The 26-page draft obtained by CNN attempts to woo GOP senators in part by calling for “concrete benchmarks” to secure the border before granting illegal immigrants the opportunity to gain legal status.

Those benchmarks include: increasing the number of border patrol officers and U.S. Immigration and Customs Enforcement officials, increasing the number of personnel available to inspect for drugs and contraband, and improving technology used to assist ICE agents.

At the same time, “high-tech ground sensors” would be installed across the Mexican border. Officers would be equipped with the “technological capability to respond to activation of the ground sensors in the area they are patrolling,” according to the draft.

Fraud-resistant, tamper-resistant biometric Social Security cards would be issued to prevent the hiring of illegal immigrants. Fines for knowingly hiring someone not eligible for employment would be increased by 300 percent. Repeat offenders would face time in prison.
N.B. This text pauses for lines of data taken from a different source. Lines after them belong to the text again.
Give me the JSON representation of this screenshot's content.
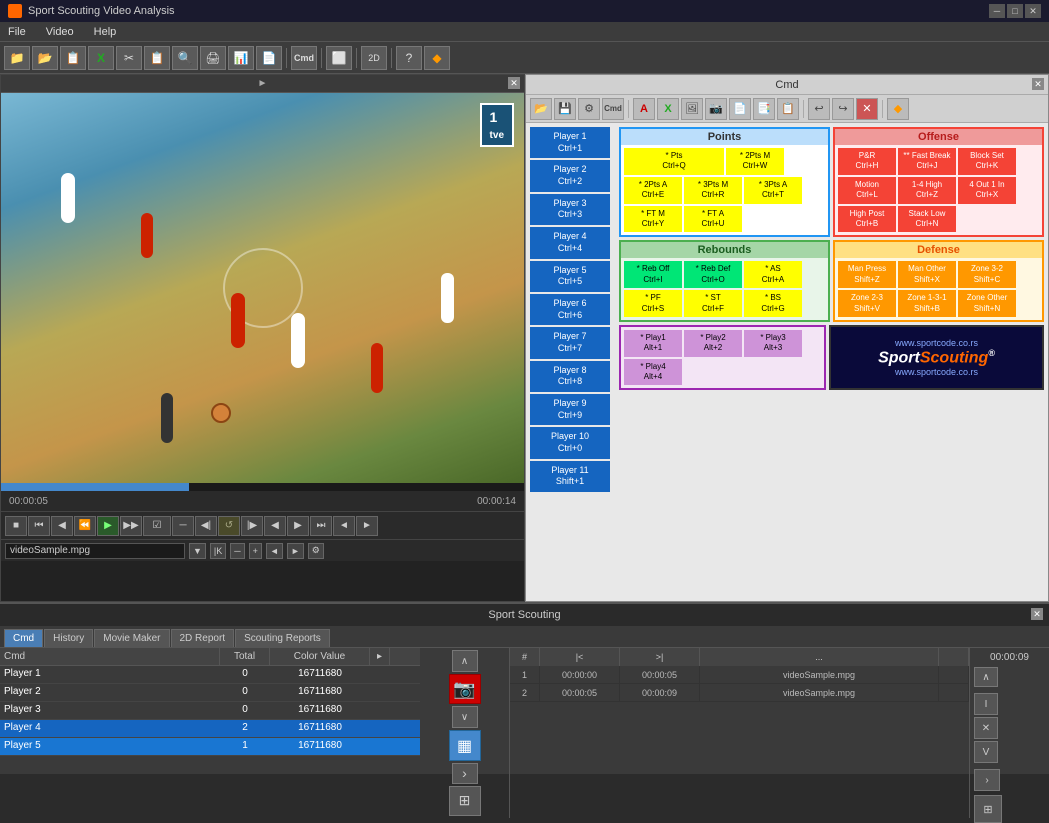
{
  "app": {
    "title": "Sport Scouting Video Analysis",
    "menus": [
      "File",
      "Video",
      "Help"
    ]
  },
  "video_panel": {
    "title": "►",
    "time_elapsed": "00:00:05",
    "time_total": "00:00:14",
    "filename": "videoSample.mpg"
  },
  "cmd_panel": {
    "title": "Cmd",
    "players": [
      {
        "label": "Player 1",
        "shortcut": "Ctrl+1"
      },
      {
        "label": "Player 2",
        "shortcut": "Ctrl+2"
      },
      {
        "label": "Player 3",
        "shortcut": "Ctrl+3"
      },
      {
        "label": "Player 4",
        "shortcut": "Ctrl+4"
      },
      {
        "label": "Player 5",
        "shortcut": "Ctrl+5"
      },
      {
        "label": "Player 6",
        "shortcut": "Ctrl+6"
      },
      {
        "label": "Player 7",
        "shortcut": "Ctrl+7"
      },
      {
        "label": "Player 8",
        "shortcut": "Ctrl+8"
      },
      {
        "label": "Player 9",
        "shortcut": "Ctrl+9"
      },
      {
        "label": "Player 10",
        "shortcut": "Ctrl+0"
      },
      {
        "label": "Player 11",
        "shortcut": "Shift+1"
      }
    ],
    "points": {
      "title": "Points",
      "buttons": [
        {
          "label": "* Pts",
          "shortcut": "Ctrl+Q"
        },
        {
          "label": "* 2Pts M",
          "shortcut": "Ctrl+W"
        },
        {
          "label": "* 2Pts A",
          "shortcut": "Ctrl+E"
        },
        {
          "label": "* 3Pts M",
          "shortcut": "Ctrl+R"
        },
        {
          "label": "* 3Pts A",
          "shortcut": "Ctrl+T"
        },
        {
          "label": "* FT M",
          "shortcut": "Ctrl+Y"
        },
        {
          "label": "* FT A",
          "shortcut": "Ctrl+U"
        }
      ]
    },
    "rebounds": {
      "title": "Rebounds",
      "buttons": [
        {
          "label": "* Reb Off",
          "shortcut": "Ctrl+I"
        },
        {
          "label": "* Reb Def",
          "shortcut": "Ctrl+O"
        },
        {
          "label": "* AS",
          "shortcut": "Ctrl+A"
        },
        {
          "label": "* PF",
          "shortcut": "Ctrl+S"
        },
        {
          "label": "* ST",
          "shortcut": "Ctrl+F"
        },
        {
          "label": "* BS",
          "shortcut": "Ctrl+G"
        }
      ]
    },
    "offense": {
      "title": "Offense",
      "buttons": [
        {
          "label": "P&R",
          "shortcut": "Ctrl+H"
        },
        {
          "label": "** Fast Break",
          "shortcut": "Ctrl+J"
        },
        {
          "label": "Block Set",
          "shortcut": "Ctrl+K"
        },
        {
          "label": "Motion",
          "shortcut": "Ctrl+L"
        },
        {
          "label": "1-4 High",
          "shortcut": "Ctrl+Z"
        },
        {
          "label": "4 Out 1 In",
          "shortcut": "Ctrl+X"
        },
        {
          "label": "High Post",
          "shortcut": "Ctrl+B"
        },
        {
          "label": "Stack Low",
          "shortcut": "Ctrl+N"
        }
      ]
    },
    "defense": {
      "title": "Defense",
      "buttons": [
        {
          "label": "Man Press",
          "shortcut": "Shift+Z"
        },
        {
          "label": "Man Other",
          "shortcut": "Shift+X"
        },
        {
          "label": "Zone 3-2",
          "shortcut": "Shift+C"
        },
        {
          "label": "Zone 2-3",
          "shortcut": "Shift+V"
        },
        {
          "label": "Zone 1-3-1",
          "shortcut": "Shift+B"
        },
        {
          "label": "Zone Other",
          "shortcut": "Shift+N"
        }
      ]
    },
    "play": {
      "buttons": [
        {
          "label": "* Play1",
          "shortcut": "Alt+1"
        },
        {
          "label": "* Play2",
          "shortcut": "Alt+2"
        },
        {
          "label": "* Play3",
          "shortcut": "Alt+3"
        },
        {
          "label": "* Play4",
          "shortcut": "Alt+4"
        }
      ]
    },
    "logo": {
      "url_top": "www.sportcode.co.rs",
      "name": "SportScouting",
      "url_bottom": "www.sportcode.co.rs"
    }
  },
  "bottom_panel": {
    "title": "Sport Scouting",
    "tabs": [
      "Cmd",
      "History",
      "Movie Maker",
      "2D Report",
      "Scouting Reports"
    ],
    "active_tab": "Cmd",
    "table": {
      "headers": [
        "Cmd",
        "Total",
        "Color Value",
        ""
      ],
      "rows": [
        {
          "cmd": "Player 1",
          "total": "0",
          "color": "16711680",
          "selected": false
        },
        {
          "cmd": "Player 2",
          "total": "0",
          "color": "16711680",
          "selected": false
        },
        {
          "cmd": "Player 3",
          "total": "0",
          "color": "16711680",
          "selected": false
        },
        {
          "cmd": "Player 4",
          "total": "2",
          "color": "16711680",
          "selected": true
        },
        {
          "cmd": "Player 5",
          "total": "1",
          "color": "16711680",
          "selected": false
        }
      ]
    },
    "right_data": {
      "headers": [
        "#",
        "|<",
        ">|",
        "...",
        ""
      ],
      "rows": [
        {
          "num": "1",
          "start": "00:00:00",
          "end": "00:00:05",
          "file": "videoSample.mpg"
        },
        {
          "num": "2",
          "start": "00:00:05",
          "end": "00:00:09",
          "file": "videoSample.mpg"
        }
      ],
      "time": "00:00:09"
    }
  }
}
So paragraph 2 above is a huge new federal jobs program, and paragraph 3 is a huge new federal spending/procurement program. I’m sure the public sector unions and military-industrial complex are cheering.

The final paragraph is an enhanced version of e-Verify, a colossal failure of a program on many levels. In addition, as Doug says, it’s a bit too much like a national ID card for his liking.

The economic reality in this country is that we need the immigrant workforce we have today. The government’s creation (by making this immigration illegal) of a black market brings with it a host of unintended and completely unnecessary consequences. But this “secure the border first” approach is fundamentally backwards. As it was so eloquently said by Daniel Griswold of Cato:

It’s like saying, in 1932, that we can’t repeal the nationwide prohibition on alcohol consumption until we’ve drastically reduced the number of moonshine stills and bootleggers. But Prohibition itself created the conditions for the rise of those underground enterprises, and the repeal of Prohibition was necessary before the government could “get control” of its unintended consequences.

Much like the drug war, when you have demand, you will have supply, regardless of whether the product is legal or not. Much like the drug war, the Senate seems to think that if you merely step up enforcement, you can repeal the laws of supply and demand, instead of merely shifting the margins. Make no mistake — illegal immigration CAN be curtailed through enforcement, but it will require laws and penalties so draconian as to make what’s happening in Arizona look liberal. America will not (and should not have to) stomach it.

Liberal immigration policies and secure borders aren’t mutually exclusive. After all, the end of prohibition reduced all the associated unintended consequences of the moonshine & rum-running trade, and dramatically reduced the organized crime element to protect that trade. But notice that it was the end of prohibition, not the increase in enforcement actions, that solved the problem. Likewise, with immigration we need a way to get immigrants into this country legally in a way consistent with our economic needs, and then we can work on securing the borders from the trickle of attempted entries left over.

This immigration proposal shows Congress doing what they do best — spending lots and lots of money, growing the size and scope of government, and leaving the root causes of the problem pretty well untouched.